Néanmoins, il relève que l’approche de traitement du crime diffère d’un pays à l’autre, selon ses spécificités et la culture de ses citoyens, estimant que cela implique pour le Royaume un travail soutenu pour changer la culture dominante actuellement chez certaines catégories de citoyens qui considèrent que l’efficience de la justice pénale est liée à la détention et que l’efficacité de la dissuasion réside dans les peines privatives de liberté, sans quoi cette justice reste critiquable et inefficace, sachant que le pouvoir judiciaire, de manière générale, ne prête aucune attention à ce courant et veille à une application saine et appropriée de la loi. Cette situation, selon la même source, requiert le traitement de la question de la surpopulation carcérale à travers diverses approches afin d’humaniser les établissements pénitentiaires et assurer les conditions adéquates au personnel y travaillant.

Conditions de détention, selon la DGAPR

Incarcération. «Suite au communiqué de la DGAPR rendu public le 7 août courant dans lequel elle évoque les contraintes posées par une surpopulation carcérale croissante en ce qui concerne les conditions d’incarcération, de réhabilitation et de réinsertion, des interprétations erronées de ce constat ont été relevées, et ce, en minimisant les efforts continus déployés par la Délégation Générale sur ce registre», relève la DGAPR dans un communiqué.
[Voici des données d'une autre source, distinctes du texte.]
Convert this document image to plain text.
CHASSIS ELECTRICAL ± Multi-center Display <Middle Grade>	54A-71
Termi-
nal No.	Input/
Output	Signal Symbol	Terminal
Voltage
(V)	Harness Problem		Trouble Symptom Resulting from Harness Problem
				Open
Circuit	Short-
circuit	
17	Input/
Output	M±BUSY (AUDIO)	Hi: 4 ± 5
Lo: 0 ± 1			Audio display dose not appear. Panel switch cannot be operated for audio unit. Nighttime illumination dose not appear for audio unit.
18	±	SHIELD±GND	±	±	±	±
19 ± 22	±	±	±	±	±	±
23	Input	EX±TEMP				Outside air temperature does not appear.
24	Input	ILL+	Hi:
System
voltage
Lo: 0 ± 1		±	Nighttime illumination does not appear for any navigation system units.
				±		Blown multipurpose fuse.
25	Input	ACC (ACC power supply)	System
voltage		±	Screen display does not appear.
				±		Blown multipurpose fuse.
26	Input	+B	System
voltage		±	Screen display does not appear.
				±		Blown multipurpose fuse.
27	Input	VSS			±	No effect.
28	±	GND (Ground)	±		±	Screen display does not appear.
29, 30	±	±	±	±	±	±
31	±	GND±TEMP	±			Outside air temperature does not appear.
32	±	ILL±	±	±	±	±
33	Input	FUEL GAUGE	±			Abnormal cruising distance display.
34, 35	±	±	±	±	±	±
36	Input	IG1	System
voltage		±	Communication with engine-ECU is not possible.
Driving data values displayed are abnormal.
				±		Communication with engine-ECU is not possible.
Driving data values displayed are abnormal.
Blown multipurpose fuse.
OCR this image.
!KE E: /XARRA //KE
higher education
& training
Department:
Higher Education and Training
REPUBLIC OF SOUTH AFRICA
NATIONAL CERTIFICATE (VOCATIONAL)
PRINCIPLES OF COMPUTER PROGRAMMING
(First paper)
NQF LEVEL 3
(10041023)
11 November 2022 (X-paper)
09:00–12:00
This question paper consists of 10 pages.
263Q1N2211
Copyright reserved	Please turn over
Celle-ci note avoir délégué le service de la restauration des détenus à des entreprises spécialisées dans ce domaine, ce qui a permis d’améliorer les repas offerts aux détenus.

Pour ce qui est de la couverture médicale, la même source note une amélioration significative du nombre et de la qualité des prestations médicales apportées aux détenus, soulignant que sur le plan de la scolarisation, de la formation professionnelle et la lutte contre l’analphabétisme au titre de l’année 2022-2023, un total de 6.748 détenus ont bénéficié des programmes d’enseignement et d’éducation informelle. De même, le nombre des détenus ayant décroché leur baccalauréat en tant que candidats libres se chiffre à 633 personnes, auxquelles s’ajoutent 1.685 détenus inscrits dans les différentes facultés. Lors des cinq dernières années quelque 602 détenus ont obtenu des diplômes universitaires, précise la même source. Concernant l’alphabétisation, le nombre des bénéficiaires s’élève à 43.966 bénéficiaires durant les cinq dernières années.